DuPont definiert den SDI als Indikator für die Partikelmenge und die Neigung zur Verschmutzung von Umkehrosmose- und Nanofiltrationsanlagen, weist jedoch gleichzeitig darauf hin, dass der modifizierte Verschmutzungsindex eine noch genauere Vorhersage des Verschmutzungsverhaltens liefern kann. In der Bedienungsanleitung wird empfohlen, den SDI regelmäßig zu messen, und drei Messungen pro Tag werden als sinnvolle Häufigkeit für Anwendungen im Bereich des Oberflächenwassers angesehen.

SDI ist nützlich. Es ist keine Zauberei.

Die Verunreinigung wird nicht direkt erkannt. Ein SDI-Wert von 4,2 könnte auf einen hohen Tonanteil, Korrosionsrückstände, Mitreiß von Koagulationsrückständen, Planktonfragmente, Eisenhydroxid, extrazelluläre polymere Verbindungen oder Partikel hinweisen, die durch eine beschädigte Dichtung austreten.
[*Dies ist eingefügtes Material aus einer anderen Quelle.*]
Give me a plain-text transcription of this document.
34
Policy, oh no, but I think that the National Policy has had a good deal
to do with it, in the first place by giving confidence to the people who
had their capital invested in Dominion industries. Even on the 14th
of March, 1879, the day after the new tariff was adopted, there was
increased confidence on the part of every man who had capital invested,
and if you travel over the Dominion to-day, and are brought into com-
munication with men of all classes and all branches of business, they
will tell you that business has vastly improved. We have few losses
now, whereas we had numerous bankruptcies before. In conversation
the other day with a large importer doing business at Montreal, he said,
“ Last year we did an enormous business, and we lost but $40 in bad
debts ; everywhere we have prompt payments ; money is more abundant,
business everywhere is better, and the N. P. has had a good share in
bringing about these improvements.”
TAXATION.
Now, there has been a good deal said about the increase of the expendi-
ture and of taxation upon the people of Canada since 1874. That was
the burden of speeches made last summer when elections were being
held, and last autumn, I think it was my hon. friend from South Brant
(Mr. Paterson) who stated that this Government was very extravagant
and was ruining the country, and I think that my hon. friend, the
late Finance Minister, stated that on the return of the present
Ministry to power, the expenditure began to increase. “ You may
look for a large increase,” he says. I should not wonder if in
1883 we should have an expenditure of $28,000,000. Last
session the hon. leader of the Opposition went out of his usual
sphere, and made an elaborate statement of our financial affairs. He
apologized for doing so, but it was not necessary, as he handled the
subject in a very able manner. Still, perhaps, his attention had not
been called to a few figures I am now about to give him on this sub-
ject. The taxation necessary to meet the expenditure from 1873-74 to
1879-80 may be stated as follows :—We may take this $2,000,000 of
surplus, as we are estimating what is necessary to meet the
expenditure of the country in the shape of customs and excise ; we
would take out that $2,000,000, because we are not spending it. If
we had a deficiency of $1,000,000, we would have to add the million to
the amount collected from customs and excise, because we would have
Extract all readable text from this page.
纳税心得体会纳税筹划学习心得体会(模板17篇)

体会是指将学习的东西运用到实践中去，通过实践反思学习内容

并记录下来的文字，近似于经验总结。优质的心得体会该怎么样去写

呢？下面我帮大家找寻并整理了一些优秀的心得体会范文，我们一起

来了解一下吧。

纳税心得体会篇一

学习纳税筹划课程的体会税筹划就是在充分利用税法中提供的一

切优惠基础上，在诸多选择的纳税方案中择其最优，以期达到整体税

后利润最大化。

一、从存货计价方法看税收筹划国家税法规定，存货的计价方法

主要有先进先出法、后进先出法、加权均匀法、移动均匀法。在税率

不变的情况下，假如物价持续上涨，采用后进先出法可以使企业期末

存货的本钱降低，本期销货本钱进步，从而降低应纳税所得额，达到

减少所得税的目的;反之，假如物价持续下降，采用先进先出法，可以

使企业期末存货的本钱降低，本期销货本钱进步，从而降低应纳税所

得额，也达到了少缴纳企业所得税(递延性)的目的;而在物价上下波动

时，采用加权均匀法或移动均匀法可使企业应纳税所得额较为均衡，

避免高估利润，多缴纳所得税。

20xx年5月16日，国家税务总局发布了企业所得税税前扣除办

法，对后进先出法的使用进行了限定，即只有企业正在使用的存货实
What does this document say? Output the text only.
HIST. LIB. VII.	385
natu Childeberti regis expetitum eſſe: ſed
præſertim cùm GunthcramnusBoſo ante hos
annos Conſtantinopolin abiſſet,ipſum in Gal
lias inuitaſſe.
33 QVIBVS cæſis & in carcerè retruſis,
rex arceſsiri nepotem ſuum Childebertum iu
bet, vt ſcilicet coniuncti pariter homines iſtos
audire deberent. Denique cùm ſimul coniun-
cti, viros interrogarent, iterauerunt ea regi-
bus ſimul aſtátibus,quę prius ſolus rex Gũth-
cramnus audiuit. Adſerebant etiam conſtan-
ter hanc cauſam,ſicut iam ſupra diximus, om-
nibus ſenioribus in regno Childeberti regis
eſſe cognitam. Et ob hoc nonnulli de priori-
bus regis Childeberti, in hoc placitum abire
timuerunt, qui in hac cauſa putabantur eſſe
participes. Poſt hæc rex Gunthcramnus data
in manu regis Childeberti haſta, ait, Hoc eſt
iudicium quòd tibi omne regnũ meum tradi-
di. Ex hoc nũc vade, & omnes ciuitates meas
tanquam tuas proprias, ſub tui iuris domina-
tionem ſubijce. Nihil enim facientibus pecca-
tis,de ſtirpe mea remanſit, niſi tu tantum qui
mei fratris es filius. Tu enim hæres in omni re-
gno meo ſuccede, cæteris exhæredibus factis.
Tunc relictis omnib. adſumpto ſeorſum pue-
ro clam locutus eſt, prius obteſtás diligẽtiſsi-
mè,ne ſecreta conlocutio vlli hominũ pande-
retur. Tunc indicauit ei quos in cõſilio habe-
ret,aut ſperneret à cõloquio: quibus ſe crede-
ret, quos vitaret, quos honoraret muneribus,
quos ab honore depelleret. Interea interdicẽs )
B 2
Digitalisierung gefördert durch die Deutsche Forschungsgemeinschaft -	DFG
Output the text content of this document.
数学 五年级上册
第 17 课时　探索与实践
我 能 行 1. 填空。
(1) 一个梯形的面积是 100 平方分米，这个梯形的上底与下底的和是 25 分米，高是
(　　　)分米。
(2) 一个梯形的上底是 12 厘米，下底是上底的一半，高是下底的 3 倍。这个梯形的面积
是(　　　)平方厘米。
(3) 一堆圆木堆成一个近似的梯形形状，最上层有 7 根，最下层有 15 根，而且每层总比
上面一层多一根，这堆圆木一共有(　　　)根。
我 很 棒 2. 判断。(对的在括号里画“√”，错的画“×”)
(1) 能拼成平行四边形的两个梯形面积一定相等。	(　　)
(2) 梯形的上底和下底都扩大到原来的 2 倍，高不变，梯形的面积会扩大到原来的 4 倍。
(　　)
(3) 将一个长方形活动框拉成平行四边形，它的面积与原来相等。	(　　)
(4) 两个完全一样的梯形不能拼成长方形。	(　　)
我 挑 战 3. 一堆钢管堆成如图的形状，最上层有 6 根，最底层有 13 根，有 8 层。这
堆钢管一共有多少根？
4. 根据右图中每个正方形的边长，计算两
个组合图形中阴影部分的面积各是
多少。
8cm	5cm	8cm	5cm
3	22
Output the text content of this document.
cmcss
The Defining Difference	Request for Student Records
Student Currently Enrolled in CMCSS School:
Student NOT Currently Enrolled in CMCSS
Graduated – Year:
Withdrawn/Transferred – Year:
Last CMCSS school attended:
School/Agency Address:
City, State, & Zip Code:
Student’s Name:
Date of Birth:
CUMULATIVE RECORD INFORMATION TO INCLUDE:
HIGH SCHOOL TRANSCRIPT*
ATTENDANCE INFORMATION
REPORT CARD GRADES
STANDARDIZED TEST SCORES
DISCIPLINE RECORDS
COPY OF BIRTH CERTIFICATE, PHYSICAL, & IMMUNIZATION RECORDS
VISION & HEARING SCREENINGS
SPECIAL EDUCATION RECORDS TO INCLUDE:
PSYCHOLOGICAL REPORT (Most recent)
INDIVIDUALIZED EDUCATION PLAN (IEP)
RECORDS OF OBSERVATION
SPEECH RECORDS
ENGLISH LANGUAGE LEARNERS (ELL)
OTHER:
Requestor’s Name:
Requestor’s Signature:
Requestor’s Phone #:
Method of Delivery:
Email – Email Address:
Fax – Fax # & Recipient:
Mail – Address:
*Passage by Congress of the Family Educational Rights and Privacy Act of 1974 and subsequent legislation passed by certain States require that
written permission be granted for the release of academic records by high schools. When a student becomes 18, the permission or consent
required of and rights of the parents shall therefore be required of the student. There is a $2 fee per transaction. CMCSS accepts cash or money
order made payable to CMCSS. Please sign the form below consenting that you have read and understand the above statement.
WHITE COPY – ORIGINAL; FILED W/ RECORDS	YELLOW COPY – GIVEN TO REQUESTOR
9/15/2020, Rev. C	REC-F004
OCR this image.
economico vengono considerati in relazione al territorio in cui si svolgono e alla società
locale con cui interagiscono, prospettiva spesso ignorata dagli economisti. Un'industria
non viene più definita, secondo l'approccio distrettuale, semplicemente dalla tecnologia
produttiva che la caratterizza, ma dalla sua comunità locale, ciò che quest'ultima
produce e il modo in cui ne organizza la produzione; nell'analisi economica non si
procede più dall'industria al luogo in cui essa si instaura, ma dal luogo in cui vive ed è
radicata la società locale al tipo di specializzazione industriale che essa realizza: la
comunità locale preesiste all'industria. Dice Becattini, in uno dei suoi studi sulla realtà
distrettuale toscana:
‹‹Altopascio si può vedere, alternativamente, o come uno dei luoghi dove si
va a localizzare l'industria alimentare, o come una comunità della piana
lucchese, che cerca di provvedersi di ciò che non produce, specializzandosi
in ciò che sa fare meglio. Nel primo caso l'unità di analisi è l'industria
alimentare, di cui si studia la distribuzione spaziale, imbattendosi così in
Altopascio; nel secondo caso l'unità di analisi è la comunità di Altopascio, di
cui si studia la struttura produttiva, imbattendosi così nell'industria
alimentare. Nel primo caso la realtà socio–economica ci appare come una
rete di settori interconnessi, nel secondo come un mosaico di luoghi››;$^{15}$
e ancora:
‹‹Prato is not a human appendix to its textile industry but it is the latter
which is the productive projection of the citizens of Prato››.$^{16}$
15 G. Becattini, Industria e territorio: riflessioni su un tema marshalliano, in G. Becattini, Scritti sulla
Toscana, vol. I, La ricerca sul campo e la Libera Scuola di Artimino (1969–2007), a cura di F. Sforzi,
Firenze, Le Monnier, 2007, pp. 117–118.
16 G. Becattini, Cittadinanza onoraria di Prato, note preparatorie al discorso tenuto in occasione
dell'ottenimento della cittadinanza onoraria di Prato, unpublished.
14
Zwei Wasserproben können vergleichbare SDI-Werte ergeben, sich jedoch innerhalb eines spiralförmig gewickelten RO-Elements unterschiedlich verhalten.

Deshalb bin ich skeptisch gegenüber jeder Art von Fehlerbehebungsbesprechung, die mit den Worten “Der SDI liegt innerhalb der Vorgaben” beginnt und endet.”

Nach welchen Anforderungen?

Was ist ein akzeptabler SDI-Wert für RO-Membranen?

Ein SDI15-Wert unter 5 wird im Allgemeinen als optimaler Grenzwert für RO-Speisewasser angesehen; allerdings darf das bloße Einhalten eines Wertes unter 5 nicht mit dem sicheren Betrieb einer Entsalzungsanlage verwechselt werden.

Die Betriebsbedingungen von DuPont erfordern, dass der bei 30 psi ermittelte SDI15-Wert des Speisewassers weiterhin unter 5,0 liegt. Die Empfehlungen zur Anlagenauslegung sind dabei weitaus aufschlussreicher: Bei Meerwasser variieren die empfohlenen Auslegungswerte je nach Entnahmeort und Konfiguration der Vorbehandlung, wobei die Zielwerte einen SDI-Wert unter 2,5, unter 3 und unter 5 vorsehen. Eine geringere Speisewasserqualität erfordert zudem konservativere Annahmen hinsichtlich Austausch und Rückgewinnung.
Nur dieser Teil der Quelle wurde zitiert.